2015 ISAKOS Biennial Congress Paper #172

ACL Degeneration as an Early Marker of Future Osteoarthritic Changes in the Knee

Eric Duerr, BS, Pittsburgh, Pennsylvania UNITED STATES
Amir Ata Rahnemai Azar, MD, Pittsburgh, PA UNITED STATES
Freddie H. Fu, MD, Pittsburgh, PA UNITED STATES
James J. Irrgang, PT, PhD, FAPTA, Pittsburgh, Pennsylvania UNITED STATES

University of Pittsburgh, Pittsburgh, Pennsylvania, USA

FDA Status Not Applicable

Summary: This study provides evidence in support of an association between degeneration of the posterolateral (PL) bundle of the ACL, as indicated increased MRI signal intensity and the development of symptomatic radiographic knee osteoarthritis within 4 years.




Atraumatic degeneration of the ACL is prevalent in knees with osteoarthritis (OA).1 The posterolateral (PL) bundle is degenerated more often and to a higher degree than the anteromedial (AM) bundle.2 These degenerative changes can precede or initiate the development of OA.3 The primary aim of this study is to determine if degeneration of the AM and/or PL bundles predicts the future development of symptomatic, radiographic knee OA.


This case-control study included subjects from the “incidence” cohort of the Osteoarthritis Initiative (OAI), which is a prospective longitudinal study of individuals at “elevated risk” of developing OA over 4 years. Knees were determined to have OA if both symptoms and radiographic findings were present.

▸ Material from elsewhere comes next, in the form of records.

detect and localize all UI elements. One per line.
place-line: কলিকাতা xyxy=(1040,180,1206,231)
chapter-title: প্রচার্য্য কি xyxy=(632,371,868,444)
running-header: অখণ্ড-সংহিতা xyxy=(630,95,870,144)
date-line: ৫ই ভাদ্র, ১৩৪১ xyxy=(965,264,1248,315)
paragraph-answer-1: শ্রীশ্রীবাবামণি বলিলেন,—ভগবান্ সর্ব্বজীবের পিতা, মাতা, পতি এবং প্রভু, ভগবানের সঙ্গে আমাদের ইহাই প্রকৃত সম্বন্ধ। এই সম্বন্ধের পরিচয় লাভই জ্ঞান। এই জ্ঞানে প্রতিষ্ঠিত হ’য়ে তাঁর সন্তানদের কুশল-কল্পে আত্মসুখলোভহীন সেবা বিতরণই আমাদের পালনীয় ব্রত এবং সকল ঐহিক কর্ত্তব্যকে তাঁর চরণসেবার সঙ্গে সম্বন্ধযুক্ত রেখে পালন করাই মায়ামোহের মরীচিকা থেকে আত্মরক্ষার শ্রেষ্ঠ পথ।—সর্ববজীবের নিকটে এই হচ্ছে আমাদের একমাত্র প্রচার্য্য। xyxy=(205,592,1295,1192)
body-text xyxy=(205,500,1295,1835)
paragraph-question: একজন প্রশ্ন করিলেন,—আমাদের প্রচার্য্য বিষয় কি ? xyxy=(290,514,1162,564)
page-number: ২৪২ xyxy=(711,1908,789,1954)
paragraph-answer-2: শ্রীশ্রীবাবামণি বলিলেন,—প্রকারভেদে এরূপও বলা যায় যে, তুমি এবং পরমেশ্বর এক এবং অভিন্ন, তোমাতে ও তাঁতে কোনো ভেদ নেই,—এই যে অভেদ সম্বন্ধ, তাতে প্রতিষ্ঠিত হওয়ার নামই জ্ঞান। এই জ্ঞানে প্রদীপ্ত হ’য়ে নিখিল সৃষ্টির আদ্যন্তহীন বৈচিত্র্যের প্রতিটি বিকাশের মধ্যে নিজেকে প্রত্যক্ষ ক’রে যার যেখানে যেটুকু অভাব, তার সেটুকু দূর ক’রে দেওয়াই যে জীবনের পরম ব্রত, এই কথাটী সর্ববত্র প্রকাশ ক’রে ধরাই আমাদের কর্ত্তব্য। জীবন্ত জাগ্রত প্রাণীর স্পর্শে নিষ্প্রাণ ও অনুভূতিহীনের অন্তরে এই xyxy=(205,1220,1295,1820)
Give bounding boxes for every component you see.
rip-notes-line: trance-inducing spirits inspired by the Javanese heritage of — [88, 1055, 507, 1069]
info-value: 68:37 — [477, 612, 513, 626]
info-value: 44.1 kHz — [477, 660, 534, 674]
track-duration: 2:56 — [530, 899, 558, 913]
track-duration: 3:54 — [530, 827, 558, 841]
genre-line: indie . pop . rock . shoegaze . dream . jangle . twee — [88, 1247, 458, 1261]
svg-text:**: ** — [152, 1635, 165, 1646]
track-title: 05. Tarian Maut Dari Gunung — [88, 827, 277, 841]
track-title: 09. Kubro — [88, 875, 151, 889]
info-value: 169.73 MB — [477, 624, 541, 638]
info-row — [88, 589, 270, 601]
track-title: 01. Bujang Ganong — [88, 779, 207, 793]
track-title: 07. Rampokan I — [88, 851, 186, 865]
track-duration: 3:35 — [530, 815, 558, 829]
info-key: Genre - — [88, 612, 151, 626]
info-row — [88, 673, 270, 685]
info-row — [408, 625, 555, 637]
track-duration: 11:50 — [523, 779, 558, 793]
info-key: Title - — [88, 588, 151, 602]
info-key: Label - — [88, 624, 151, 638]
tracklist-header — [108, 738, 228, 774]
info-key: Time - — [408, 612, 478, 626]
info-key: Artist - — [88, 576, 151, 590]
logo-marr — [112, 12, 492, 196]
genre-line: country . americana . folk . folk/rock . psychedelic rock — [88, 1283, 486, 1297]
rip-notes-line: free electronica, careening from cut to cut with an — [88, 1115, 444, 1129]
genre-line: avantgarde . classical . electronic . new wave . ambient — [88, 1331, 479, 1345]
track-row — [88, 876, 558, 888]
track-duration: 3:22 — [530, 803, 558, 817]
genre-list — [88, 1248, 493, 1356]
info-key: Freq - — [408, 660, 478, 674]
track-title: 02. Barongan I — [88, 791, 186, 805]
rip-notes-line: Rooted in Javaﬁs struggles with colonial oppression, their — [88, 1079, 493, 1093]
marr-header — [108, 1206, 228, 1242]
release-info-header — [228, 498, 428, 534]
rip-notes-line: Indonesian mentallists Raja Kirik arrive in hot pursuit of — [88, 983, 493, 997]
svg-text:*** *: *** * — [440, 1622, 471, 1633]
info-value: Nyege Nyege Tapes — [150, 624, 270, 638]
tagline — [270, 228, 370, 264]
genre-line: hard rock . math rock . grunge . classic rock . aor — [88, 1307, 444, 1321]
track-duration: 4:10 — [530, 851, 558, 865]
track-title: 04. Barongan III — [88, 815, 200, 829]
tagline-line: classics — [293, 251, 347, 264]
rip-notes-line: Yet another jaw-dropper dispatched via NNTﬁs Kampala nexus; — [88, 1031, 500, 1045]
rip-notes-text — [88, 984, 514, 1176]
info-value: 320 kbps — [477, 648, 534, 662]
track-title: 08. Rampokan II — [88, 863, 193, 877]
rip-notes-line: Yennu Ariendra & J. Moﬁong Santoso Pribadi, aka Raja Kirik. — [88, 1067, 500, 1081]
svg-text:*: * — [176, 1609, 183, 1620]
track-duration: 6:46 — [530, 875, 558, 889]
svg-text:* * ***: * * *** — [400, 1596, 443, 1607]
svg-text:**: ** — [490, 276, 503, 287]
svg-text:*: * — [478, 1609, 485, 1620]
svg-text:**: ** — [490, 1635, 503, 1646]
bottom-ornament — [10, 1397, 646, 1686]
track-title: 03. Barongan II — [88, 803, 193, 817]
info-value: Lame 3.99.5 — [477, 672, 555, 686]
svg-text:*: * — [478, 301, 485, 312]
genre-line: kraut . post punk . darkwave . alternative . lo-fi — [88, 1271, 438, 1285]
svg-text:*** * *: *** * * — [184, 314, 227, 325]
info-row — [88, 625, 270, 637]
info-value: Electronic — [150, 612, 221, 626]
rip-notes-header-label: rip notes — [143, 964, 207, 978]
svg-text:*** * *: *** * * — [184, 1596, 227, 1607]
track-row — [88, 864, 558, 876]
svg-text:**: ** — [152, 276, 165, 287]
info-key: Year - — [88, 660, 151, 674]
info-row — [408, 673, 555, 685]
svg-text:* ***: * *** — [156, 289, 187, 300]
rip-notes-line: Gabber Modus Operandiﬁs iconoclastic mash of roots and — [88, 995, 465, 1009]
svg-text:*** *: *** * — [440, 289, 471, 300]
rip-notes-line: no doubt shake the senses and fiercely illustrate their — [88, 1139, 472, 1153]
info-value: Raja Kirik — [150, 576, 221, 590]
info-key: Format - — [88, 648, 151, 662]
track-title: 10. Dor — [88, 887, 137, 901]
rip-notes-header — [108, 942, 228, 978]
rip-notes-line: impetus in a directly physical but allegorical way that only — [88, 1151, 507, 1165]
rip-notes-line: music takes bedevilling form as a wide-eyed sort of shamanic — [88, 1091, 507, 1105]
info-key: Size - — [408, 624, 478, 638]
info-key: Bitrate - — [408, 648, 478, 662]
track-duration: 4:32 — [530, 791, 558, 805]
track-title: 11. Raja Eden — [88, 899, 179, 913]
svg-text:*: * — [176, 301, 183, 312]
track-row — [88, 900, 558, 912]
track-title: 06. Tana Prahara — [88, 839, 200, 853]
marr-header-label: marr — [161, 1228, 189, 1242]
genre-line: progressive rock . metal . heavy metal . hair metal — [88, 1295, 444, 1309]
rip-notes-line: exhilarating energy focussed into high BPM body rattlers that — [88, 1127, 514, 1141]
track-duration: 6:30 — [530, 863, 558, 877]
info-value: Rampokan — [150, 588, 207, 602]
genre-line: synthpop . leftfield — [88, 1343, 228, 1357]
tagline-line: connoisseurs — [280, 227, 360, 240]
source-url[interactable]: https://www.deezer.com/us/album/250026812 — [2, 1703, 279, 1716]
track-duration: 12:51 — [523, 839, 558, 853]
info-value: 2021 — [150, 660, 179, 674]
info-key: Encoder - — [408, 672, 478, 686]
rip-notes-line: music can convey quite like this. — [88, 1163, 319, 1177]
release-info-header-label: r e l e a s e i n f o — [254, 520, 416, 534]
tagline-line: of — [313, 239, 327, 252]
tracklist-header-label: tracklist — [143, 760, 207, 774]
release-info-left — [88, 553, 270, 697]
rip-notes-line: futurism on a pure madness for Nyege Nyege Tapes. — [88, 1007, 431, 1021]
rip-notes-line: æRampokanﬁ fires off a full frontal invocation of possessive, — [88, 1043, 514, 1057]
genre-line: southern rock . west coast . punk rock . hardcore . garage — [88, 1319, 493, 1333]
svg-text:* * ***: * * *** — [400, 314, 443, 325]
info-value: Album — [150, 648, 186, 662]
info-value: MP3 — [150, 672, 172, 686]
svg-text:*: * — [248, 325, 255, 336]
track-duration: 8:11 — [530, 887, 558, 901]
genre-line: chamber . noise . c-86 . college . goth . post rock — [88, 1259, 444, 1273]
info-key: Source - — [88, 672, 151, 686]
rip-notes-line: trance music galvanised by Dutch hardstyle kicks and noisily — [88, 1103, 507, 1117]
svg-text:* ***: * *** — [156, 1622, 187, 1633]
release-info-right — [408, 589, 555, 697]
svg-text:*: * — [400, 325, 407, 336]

Ninety-eight subjects with (cases) and 98 controls without symptomatic, radiographic OA at the end of 4 years were selected and matched for sex, age and BMI. Subjects were excluded if they had a partial or complete ACL tear on baseline MRI. Baseline-levels of ACL degeneration were quantified using MRI signal intensity as a marker of degeneration. MRI signal intensities were standardized using the signal/noise quotient (SNQ): SNQ = (signal ACL – signal patellar tendon) / signal air. SNQs of the proximal, mid and distal portions of the AM and PL bundles were calculated. The mean SNQ for each bundle were also calculated by averaging all portions of each bundle. The measurements were made by 2 independent masked raters. Statistical analysis included paired t-tests to determine differences in the SNQs of the AM vs. PL bundles and differences in cases vs. controls. Intra-class correlation coefficients (ICCs) were calculated to determine reliability using 10% of subjects.


There were no differences in age (60.0 ± 8.5 vs. 59.9 ± 8.3) and BMI (29.4 ± 4.7 vs. 29.4 ± 5.4) for controls and cases. Seventy-four percent of subjects in each group were female. The PL bundle had higher mean SNQs than the AM bundle in cases (7.1 vs. 4.0, p<.001, controls (6.5 vs. 4.2, p<.001) and both groups combined (6.8 vs. 4.1, p<.001). There were no significant differences in AM bundle SNQs in cases vs. controls (mean SNQ: 4.0 vs. 4.2, p=.478). The SNQs of the proximal and distal portions of the PL bundles were significantly higher in cases vs. controls (proximal: 6.8 vs. 6.1, p=.035; distal: 7.7 vs. 6.8, p=.024). The mean-PL SNQ was higher in cases vs. controls, although not statistically significant (7.1 vs. 6.5, p=.063). The difference between mean SNQs of the PL and AM bundles was greater in cases vs. controls (3.1 vs. 2.3, p=.015). The ICC for reliability was 0.87.


This study provides evidence of an association between degeneration of the proximal and distal region of the PL bundle and the future development of OA. The finding that the PL bundle has significantly higher signal intensity than the AM bundle (difference between means of bundles) in cases compared to controls provides additional support of an association between the development of knee OA and preceding PL bundle degeneration.